Levi Saw the Heavens Open and Came Back a Priest
Levi was pasturing flocks when grief took him and a mountain appeared. The heavens opened, and God spoke his name from the highest throne.
Table of Contents
Grief Over the Flocks
Levi was pasturing the flocks in Abel-Meholah when the sorrow came over him. He had seen what was happening to the people around him: wickedness building walls, impiety sitting in the high places, injustice doing its work without any force to oppose it. The grief was not abstract. He prayed, and sleep found him, and in the sleep he saw a tall mountain and the heavens tore open above it.
He was a young man then, the third son of Jacob, the one who had gone with Simeon to Shechem and killed every male in the city after their sister Dinah was violated. Jacob had cursed both of them for it. Their violence was real, their anger righteous in the wrong direction, and Jacob's curse on the sons of Levi was that they would be scattered throughout Israel, that they would have no tribal portion of their own but live distributed among the others. Levi did not yet know that the curse and the calling would turn out to be the same thing.
What the Heavens Held
In the dream he entered the first heaven and found a great sea hanging in the air. In the second heaven, brighter and more radiant than the first, he saw angels clothed in white, preparing for battle or for worship, he could not tell which. In the third heaven, higher than either, he found the holy Temple and the Throne of Glory, and God sat upon the throne.
God spoke to him directly: Levi, upon you I have bestowed the blessing of the priesthood, until I come and dwell in the midst of Israel. Then an angel carried him back to earth and placed in his hands a shield and a sword, and told him to execute vengeance on Shechem because of Dinah. The dream had not taken him away from the violence of his life. It had consecrated it. The same hands that would serve at the altar were the ones now holding the blade.

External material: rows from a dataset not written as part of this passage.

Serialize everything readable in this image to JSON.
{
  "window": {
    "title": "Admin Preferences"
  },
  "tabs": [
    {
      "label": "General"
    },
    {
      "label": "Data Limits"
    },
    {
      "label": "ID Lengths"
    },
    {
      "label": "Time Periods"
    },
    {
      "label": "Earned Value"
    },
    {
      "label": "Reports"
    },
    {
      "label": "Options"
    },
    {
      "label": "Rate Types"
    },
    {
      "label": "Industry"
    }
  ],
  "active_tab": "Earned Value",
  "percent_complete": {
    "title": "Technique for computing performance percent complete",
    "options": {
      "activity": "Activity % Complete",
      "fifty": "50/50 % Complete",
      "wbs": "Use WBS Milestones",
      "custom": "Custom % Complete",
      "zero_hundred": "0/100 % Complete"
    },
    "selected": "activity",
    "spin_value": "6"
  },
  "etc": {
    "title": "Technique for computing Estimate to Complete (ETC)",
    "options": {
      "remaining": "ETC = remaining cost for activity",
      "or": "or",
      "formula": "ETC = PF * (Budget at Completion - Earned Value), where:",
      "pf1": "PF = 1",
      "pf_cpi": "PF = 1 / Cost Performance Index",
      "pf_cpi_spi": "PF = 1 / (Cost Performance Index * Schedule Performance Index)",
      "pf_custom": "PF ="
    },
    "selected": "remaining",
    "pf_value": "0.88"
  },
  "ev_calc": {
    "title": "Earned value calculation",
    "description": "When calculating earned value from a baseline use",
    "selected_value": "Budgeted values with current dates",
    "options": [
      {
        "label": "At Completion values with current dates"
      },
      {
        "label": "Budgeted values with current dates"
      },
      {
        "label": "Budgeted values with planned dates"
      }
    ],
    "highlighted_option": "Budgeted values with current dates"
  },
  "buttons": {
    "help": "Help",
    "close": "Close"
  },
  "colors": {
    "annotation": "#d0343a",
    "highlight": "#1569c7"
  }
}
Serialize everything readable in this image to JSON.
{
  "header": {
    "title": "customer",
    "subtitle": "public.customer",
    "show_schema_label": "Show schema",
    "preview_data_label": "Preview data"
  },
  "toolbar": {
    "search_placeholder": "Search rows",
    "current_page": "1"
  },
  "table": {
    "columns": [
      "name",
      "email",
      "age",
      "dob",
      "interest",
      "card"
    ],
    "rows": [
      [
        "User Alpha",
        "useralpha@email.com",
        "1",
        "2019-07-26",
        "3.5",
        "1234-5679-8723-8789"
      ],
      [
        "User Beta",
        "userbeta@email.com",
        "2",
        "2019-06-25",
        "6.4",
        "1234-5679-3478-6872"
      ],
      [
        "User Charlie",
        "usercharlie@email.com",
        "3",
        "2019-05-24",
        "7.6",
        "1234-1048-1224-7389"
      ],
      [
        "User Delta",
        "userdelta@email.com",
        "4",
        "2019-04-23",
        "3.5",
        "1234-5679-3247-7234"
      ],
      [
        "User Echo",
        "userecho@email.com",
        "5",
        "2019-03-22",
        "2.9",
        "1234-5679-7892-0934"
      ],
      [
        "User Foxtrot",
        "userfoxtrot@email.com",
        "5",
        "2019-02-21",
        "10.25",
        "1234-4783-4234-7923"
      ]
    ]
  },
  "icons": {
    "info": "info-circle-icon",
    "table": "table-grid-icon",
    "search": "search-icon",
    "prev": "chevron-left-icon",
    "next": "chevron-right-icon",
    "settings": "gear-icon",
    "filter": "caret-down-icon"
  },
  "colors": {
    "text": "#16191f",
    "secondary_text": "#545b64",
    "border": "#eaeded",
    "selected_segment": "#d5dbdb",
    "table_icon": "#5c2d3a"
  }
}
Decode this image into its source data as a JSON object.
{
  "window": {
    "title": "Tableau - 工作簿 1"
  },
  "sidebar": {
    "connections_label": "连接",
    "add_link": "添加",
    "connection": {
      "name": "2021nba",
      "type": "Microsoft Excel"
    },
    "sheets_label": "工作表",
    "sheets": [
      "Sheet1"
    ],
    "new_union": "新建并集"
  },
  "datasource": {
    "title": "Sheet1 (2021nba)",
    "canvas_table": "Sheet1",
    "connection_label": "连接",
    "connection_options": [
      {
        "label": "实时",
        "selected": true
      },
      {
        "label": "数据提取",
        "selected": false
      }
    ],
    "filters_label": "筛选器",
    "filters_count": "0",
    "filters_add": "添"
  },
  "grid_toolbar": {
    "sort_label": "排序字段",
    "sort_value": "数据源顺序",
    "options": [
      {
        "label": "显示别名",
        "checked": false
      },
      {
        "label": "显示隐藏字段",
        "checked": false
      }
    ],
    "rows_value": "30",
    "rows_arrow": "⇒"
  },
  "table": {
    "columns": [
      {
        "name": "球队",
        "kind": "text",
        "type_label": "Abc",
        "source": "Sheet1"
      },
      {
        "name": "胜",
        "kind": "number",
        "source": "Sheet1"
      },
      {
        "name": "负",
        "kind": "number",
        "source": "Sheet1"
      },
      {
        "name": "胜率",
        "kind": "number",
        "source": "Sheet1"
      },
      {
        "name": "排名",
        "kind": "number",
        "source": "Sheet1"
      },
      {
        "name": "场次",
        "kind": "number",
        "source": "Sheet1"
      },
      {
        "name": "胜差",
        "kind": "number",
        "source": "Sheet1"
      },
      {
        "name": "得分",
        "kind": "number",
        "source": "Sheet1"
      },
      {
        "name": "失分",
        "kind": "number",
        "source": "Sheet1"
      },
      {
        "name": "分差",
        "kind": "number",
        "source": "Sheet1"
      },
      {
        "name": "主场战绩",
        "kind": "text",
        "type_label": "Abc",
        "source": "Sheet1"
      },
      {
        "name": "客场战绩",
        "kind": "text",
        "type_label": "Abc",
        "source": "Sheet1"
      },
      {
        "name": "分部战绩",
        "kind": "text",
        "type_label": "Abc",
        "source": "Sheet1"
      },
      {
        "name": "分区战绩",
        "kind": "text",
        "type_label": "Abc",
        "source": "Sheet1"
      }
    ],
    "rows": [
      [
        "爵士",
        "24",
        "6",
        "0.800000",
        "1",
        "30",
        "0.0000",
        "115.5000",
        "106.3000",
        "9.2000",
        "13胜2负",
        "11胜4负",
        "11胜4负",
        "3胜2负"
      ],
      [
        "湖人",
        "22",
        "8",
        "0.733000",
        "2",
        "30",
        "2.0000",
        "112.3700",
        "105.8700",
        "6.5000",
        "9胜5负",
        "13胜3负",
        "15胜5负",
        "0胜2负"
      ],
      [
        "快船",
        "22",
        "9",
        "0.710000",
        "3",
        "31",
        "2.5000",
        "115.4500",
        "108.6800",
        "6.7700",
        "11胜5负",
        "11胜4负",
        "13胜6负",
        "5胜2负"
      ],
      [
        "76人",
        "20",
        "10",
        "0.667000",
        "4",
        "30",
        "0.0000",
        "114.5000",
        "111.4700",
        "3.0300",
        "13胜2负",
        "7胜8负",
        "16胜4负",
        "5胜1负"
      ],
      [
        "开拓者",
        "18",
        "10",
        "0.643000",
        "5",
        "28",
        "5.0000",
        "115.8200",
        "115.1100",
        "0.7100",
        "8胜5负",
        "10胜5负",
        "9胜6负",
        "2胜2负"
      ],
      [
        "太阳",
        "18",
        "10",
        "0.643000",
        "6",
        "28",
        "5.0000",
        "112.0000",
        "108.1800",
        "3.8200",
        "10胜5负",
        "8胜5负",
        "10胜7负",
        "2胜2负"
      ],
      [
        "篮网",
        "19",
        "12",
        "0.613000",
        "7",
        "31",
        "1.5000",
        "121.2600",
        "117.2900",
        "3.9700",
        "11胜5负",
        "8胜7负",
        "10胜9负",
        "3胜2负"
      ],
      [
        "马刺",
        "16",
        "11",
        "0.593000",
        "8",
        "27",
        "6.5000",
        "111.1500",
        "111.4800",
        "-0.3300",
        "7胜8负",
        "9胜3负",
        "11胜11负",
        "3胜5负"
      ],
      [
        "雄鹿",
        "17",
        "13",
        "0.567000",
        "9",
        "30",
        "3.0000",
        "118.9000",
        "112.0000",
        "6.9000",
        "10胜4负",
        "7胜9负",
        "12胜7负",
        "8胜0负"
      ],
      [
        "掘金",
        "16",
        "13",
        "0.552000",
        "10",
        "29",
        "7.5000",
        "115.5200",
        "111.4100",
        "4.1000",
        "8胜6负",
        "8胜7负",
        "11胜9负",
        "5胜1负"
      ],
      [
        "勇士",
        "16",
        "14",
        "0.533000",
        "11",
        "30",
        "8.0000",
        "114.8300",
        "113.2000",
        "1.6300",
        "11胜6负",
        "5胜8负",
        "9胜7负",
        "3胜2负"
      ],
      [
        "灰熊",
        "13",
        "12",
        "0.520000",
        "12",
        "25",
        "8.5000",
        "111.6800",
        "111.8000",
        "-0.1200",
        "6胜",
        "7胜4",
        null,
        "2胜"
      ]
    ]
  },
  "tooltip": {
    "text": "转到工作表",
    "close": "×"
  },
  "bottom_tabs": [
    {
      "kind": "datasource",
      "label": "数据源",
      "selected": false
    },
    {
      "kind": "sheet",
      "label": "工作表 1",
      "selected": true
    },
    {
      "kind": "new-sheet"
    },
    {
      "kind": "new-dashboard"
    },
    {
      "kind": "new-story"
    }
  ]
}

The Garments of the Priesthood
A second vision followed not long after, on a hill between Ashpel and Abelmain. Seven men appeared to Levi in white robes. They dressed him. The first anointed his face with holy oil. The second washed him with pure water. The third gave him bread and wine, the priestly portion. The fourth clothed him in a linen robe. The fifth placed a holy cloth on his head. The sixth put the priestly diadem on his brow. The seventh placed in his hands the censer for incense and said: your seed will be divided into three offices, in sign of the glory of the Lord who is to come.
When Levi woke from this second vision he understood that he had been appointed to something that would outlast him. He was not serving his own generation but establishing a line. The priesthood would go through him and through his descendants, and its purpose was to be ready for the moment when God would dwell among the people in the flesh of their history.
Isaac Teaches Him the Law
Levi told his grandfather Isaac what had happened. Isaac rejoiced and blessed him. He taught him the law of the priesthood, the sacrifice of bulls and rams, the use of salt, the correct portions for the priests and for the altar, the handling of the first-fruits. He taught him the entire order of the priestly service, going through it in detail, as if the appointment were already real and the Temple already standing. Levi was being trained before the institution existed to receive him.
He taught his children everything he had learned and everything he had seen. He told them on his deathbed: I was shown seven heavens when I was standing on the mountain, and the angel of the Lord showed me the books of the law, and I read them and understood them. He told them to keep the law and teach it to their children, and to honor the tribe of Judah, because from Judah would come the king for whom the priesthood was preparing the way.